学習療法や漢字ドリル、コグニサイズ、脳トレなどによって、認知症の予防・改善の効果を期待できます。繰り返し行うことで脳を鍛え、記憶力や集中力などを高めます。

≫認知刺激トレーニング療法の詳細はこちら

③回想法(RT:Reminiscence Therapy)

回想法とは、MCIあるいは認知症の人が、過去の体験を思い出し、人に話すことで脳の活性化が促され、また、話を聞いてもらえたという満足感で精神的な安定も得られて、認知機能の改善が待できる心理療法のことです。

MCIあるいは認知症になって、最近の出来事は忘れやすくなったとしても、若いころや幼時の記憶は残っていることが多いため、回想法は、MCIあるいは認知症の人に適したリハビリテーションと見做されています。

個人あるいはグループで行われますが、回想には、しばしば、ビデオ・写真・絵画などの小道具を補助として使います。

回想法は病院や施設、自治体の介護予防事業などで活用されていますが、最近、回想法の装置(システム)も開発されてきています。

米国では、ある企業が開発した、アルツハイマー型認知症の回想療法に用いる装置を、FDA(米国食品医薬品局)が「ブレークスルーデバイス」に指定したとのこと。「ブレークスルーデバイス」とは、生命を脅かす重篤な疾患の患者を救うために、患者が必要とする新規で革新的な医療機器の開発及び審査の促進を目的とした米国FDAの制度です。

これは、FDAが回想法の装置を有用と認めたことを意味し、以後、同装置開発や審査にあたって、優遇措置が取られることになります。

このような例は、日本国内でもあり、認知症の予防・進行抑制に有効と言われている回想法が、さらに効果的に実施できるシステムが市場に出始めています。

④芸術療法(アートセラピー)

絵を描いたり、粘土で工作したり、塗り絵や折り紙などの創作活動を通して、脳に刺激を与えて活性化させることを目的としたリハビリテーションのひとつです。

芸術療法は、感性や感情の脳である右脳を活性化することで、脳全体の機能を向上させ、認知症の改善や予防につながる療法と言えるでしょう。

アートセラピーは、他者とのコミュニケーションを取るための手段にもなります。
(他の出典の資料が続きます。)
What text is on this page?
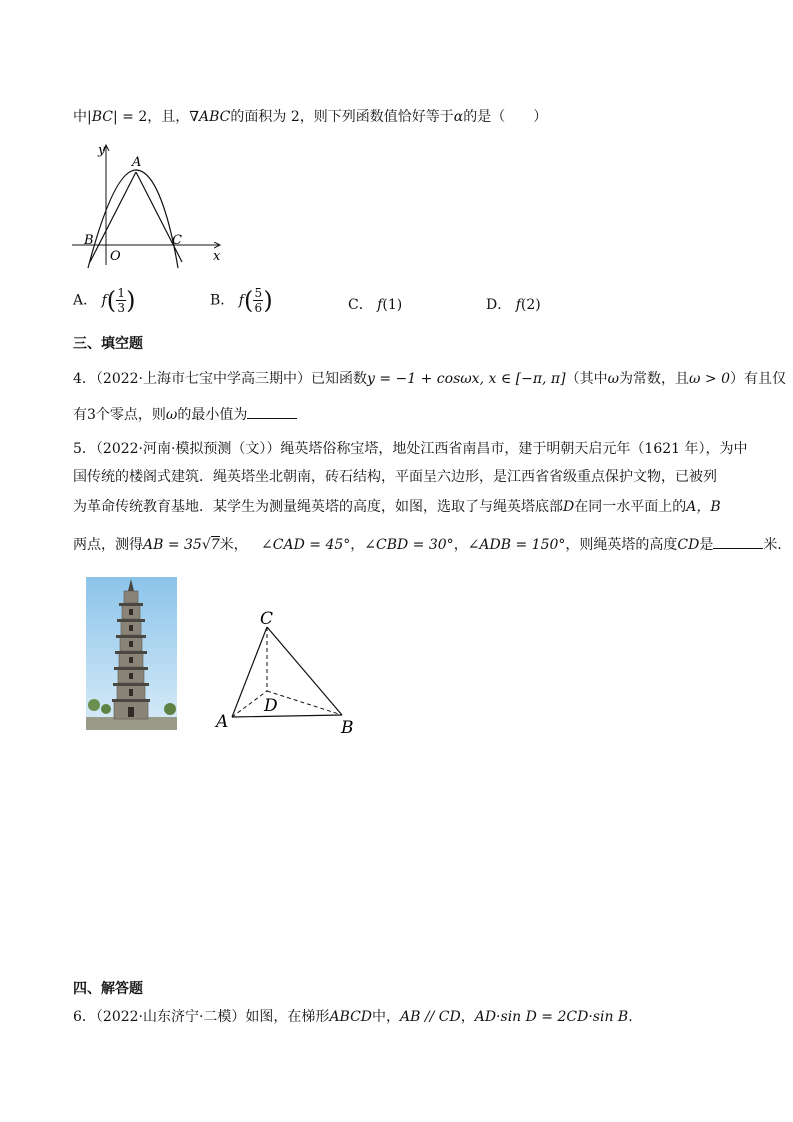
中|BC| = 2，且，∇ABC的面积为 2，则下列函数值恰好等于α的是（　　）
y
A
B	C
O	x
A． $f( \frac{1}{3}$ )	B． $f( \frac{5}{6}$ )	C． f(1)	D． f(2)
三、填空题
4．（2022·上海市七宝中学高三期中）已知函数y = −1 + cosωx, x ∈ [−π, π]（其中ω为常数，且ω > 0）有且仅
有3个零点，则ω的最小值为
5．（2022·河南·模拟预测（文））绳英塔俗称宝塔，地处江西省南昌市，建于明朝天启元年（1621 年），为中
国传统的楼阁式建筑．绳英塔坐北朝南，砖石结构，平面呈六边形，是江西省省级重点保护文物，已被列
为革命传统教育基地．某学生为测量绳英塔的高度，如图，选取了与绳英塔底部D在同一水平面上的A，B
两点，测得AB = 35√7米， ∠CAD = 45°，∠CBD = 30°，∠ADB = 150°，则绳英塔的高度CD是	米．
C
D
A	B
四、解答题
6．（2022·山东济宁·二模）如图，在梯形ABCD中，AB // CD，AD·sin D = 2CD·sin B.
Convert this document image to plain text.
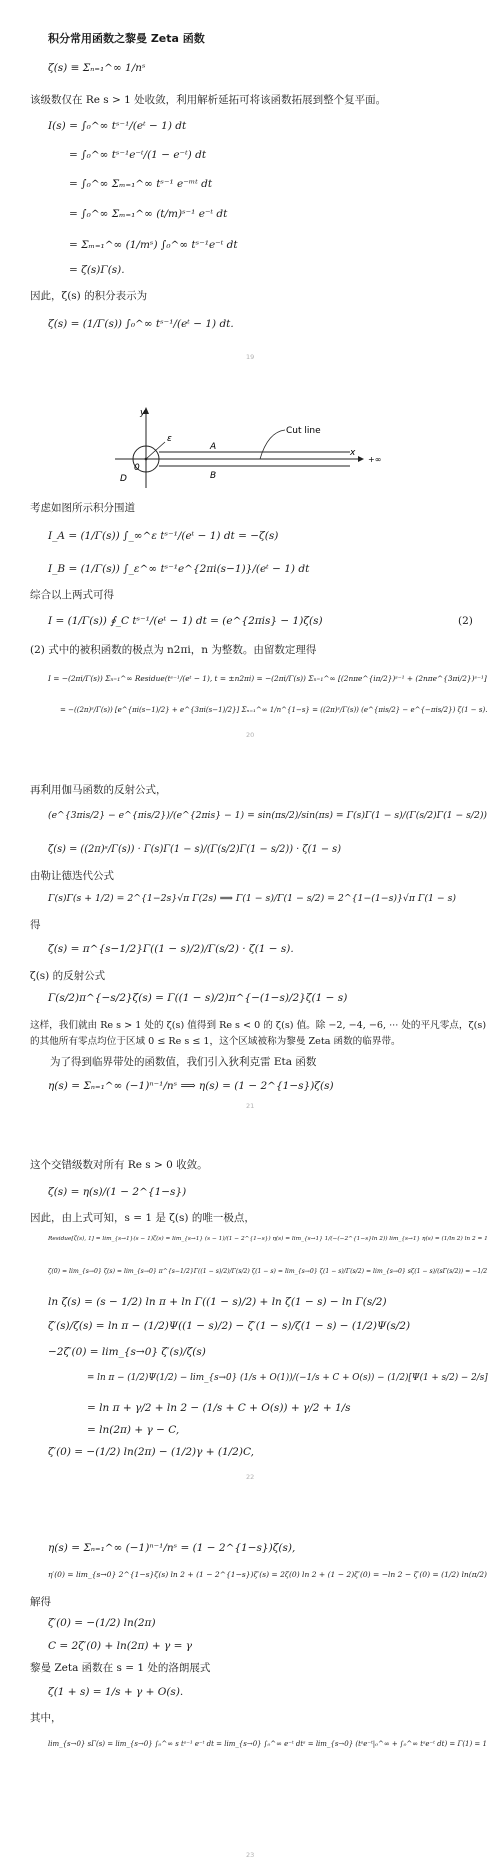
积分常用函数之黎曼 Zeta 函数
ζ(s) ≡ Σₙ₌₁^∞ 1/nˢ
该级数仅在 Re s > 1 处收敛，利用解析延拓可将该函数拓展到整个复平面。
I(s) = ∫₀^∞ tˢ⁻¹/(eᵗ − 1) dt
= ∫₀^∞ tˢ⁻¹e⁻ᵗ/(1 − e⁻ᵗ) dt
= ∫₀^∞ Σₘ₌₁^∞ tˢ⁻¹ e⁻ᵐᵗ dt
= ∫₀^∞ Σₘ₌₁^∞ (t/m)ˢ⁻¹ e⁻ᵗ dt
= Σₘ₌₁^∞ (1/mˢ) ∫₀^∞ tˢ⁻¹e⁻ᵗ dt
= ζ(s)Γ(s).
因此，ζ(s) 的积分表示为
ζ(s) = (1/Γ(s)) ∫₀^∞ tˢ⁻¹/(eᵗ − 1) dt.
19
y
x
+∞
ε
0
D
A
B
Cut line
考虑如图所示积分围道
I_A = (1/Γ(s)) ∫_∞^ε tˢ⁻¹/(eᵗ − 1) dt = −ζ(s)
I_B = (1/Γ(s)) ∫_ε^∞ tˢ⁻¹e^{2πi(s−1)}/(eᵗ − 1) dt
综合以上两式可得
I = (1/Γ(s)) ∮_C tˢ⁻¹/(eᵗ − 1) dt = (e^{2πis} − 1)ζ(s)	(2)
(2) 式中的被积函数的极点为 n2πi，n 为整数。由留数定理得
I = −(2πi/Γ(s)) Σₙ₌₁^∞ Residue(tˢ⁻¹/(eᵗ − 1), t = ±n2πi) = −(2πi/Γ(s)) Σₙ₌₁^∞ [(2nπe^{iπ/2})ˢ⁻¹ + (2nπe^{3πi/2})ˢ⁻¹]
= −((2π)ˢ/Γ(s)) [e^{πi(s−1)/2} + e^{3πi(s−1)/2}] Σₙ₌₁^∞ 1/n^{1−s} = ((2π)ˢ/Γ(s)) (e^{πis/2} − e^{−πis/2}) ζ(1 − s).
20
再利用伽马函数的反射公式，
(e^{3πis/2} − e^{πis/2})/(e^{2πis} − 1) = sin(πs/2)/sin(πs) = Γ(s)Γ(1 − s)/(Γ(s/2)Γ(1 − s/2))
ζ(s) = ((2π)ˢ/Γ(s)) · Γ(s)Γ(1 − s)/(Γ(s/2)Γ(1 − s/2)) · ζ(1 − s)
由勒让德迭代公式
Γ(s)Γ(s + 1/2) = 2^{1−2s}√π Γ(2s) ⟹ Γ(1 − s)/Γ(1 − s/2) = 2^{1−(1−s)}√π Γ(1 − s)
得
ζ(s) = π^{s−1/2}Γ((1 − s)/2)/Γ(s/2) · ζ(1 − s).
ζ(s) 的反射公式
Γ(s/2)π^{−s/2}ζ(s) = Γ((1 − s)/2)π^{−(1−s)/2}ζ(1 − s)
这样，我们就由 Re s > 1 处的 ζ(s) 值得到 Re s < 0 的 ζ(s) 值。除 −2, −4, −6, ··· 处的平凡零点，ζ(s)
的其他所有零点均位于区域 0 ≤ Re s ≤ 1，这个区域被称为黎曼 Zeta 函数的临界带。
为了得到临界带处的函数值，我们引入狄利克雷 Eta 函数
η(s) = Σₙ₌₁^∞ (−1)ⁿ⁻¹/nˢ ⟹ η(s) = (1 − 2^{1−s})ζ(s)
21
这个交错级数对所有 Re s > 0 收敛。
ζ(s) = η(s)/(1 − 2^{1−s})
因此，由上式可知，s = 1 是 ζ(s) 的唯一极点，
Residue[ζ(s), 1] = lim_{s→1}(s − 1)ζ(s) = lim_{s→1} (s − 1)/(1 − 2^{1−s}) η(s) = lim_{s→1} 1/(−(−2^{1−s}ln 2)) lim_{s→1} η(s) = (1/ln 2) ln 2 = 1
ζ(0) = lim_{s→0} ζ(s) = lim_{s→0} π^{s−1/2}Γ((1 − s)/2)/Γ(s/2) ζ(1 − s) = lim_{s→0} ζ(1 − s)/Γ(s/2) = lim_{s→0} sζ(1 − s)/(sΓ(s/2)) = −1/2
ln ζ(s) = (s − 1/2) ln π + ln Γ((1 − s)/2) + ln ζ(1 − s) − ln Γ(s/2)
ζ′(s)/ζ(s) = ln π − (1/2)Ψ((1 − s)/2) − ζ′(1 − s)/ζ(1 − s) − (1/2)Ψ(s/2)
−2ζ′(0) = lim_{s→0} ζ′(s)/ζ(s)
= ln π − (1/2)Ψ(1/2) − lim_{s→0} (1/s + O(1))/(−1/s + C + O(s)) − (1/2)[Ψ(1 + s/2) − 2/s]
= ln π + γ/2 + ln 2 − (1/s + C + O(s)) + γ/2 + 1/s
= ln(2π) + γ − C,
ζ′(0) = −(1/2) ln(2π) − (1/2)γ + (1/2)C,
22
η(s) = Σₙ₌₁^∞ (−1)ⁿ⁻¹/nˢ = (1 − 2^{1−s})ζ(s),
η′(0) = lim_{s→0} 2^{1−s}ζ(s) ln 2 + (1 − 2^{1−s})ζ′(s) = 2ζ(0) ln 2 + (1 − 2)ζ′(0) = −ln 2 − ζ′(0) = (1/2) ln(π/2)
解得
ζ′(0) = −(1/2) ln(2π)
C = 2ζ′(0) + ln(2π) + γ = γ
黎曼 Zeta 函数在 s = 1 处的洛朗展式
ζ(1 + s) = 1/s + γ + O(s).
其中，
lim_{s→0} sΓ(s) = lim_{s→0} ∫₀^∞ s tˢ⁻¹ e⁻ᵗ dt = lim_{s→0} ∫₀^∞ e⁻ᵗ dtˢ = lim_{s→0} (tˢe⁻ᵗ|₀^∞ + ∫₀^∞ tˢe⁻ᵗ dt) = Γ(1) = 1
23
家族や周囲の人と共に、創作活動を行ったり、作品についていろいろと話し合うことで、喜びや満足感を刺激することができます。

⑤音楽療法

音楽療法とは、音楽を聴いたり、あるいは音楽に合わせて歌ったりしながら、カスタネットやタンバリンなどの簡単な楽器を奏でたり、踊ったりするリハビリテーション法のひとつです。

近年、脳スキャンによって音楽と脳の関係が明らかになってきていて、重要な発見としては、「音楽は脳のさまざまな部分に働きかける」ということがあります。

例えば、知っている音楽を聴くと、長期記憶を司る海馬が刺激されます。また、音楽療法は、左脳が司る言語機能が低下してきた認知症の人の脳を活性化させることができます。

また、音楽療法によって、生来、人間の身体に備わっている自然免疫に重要な役割を果たすナチュラルキラー(NK)細胞が活性化する、という論文も公表されています。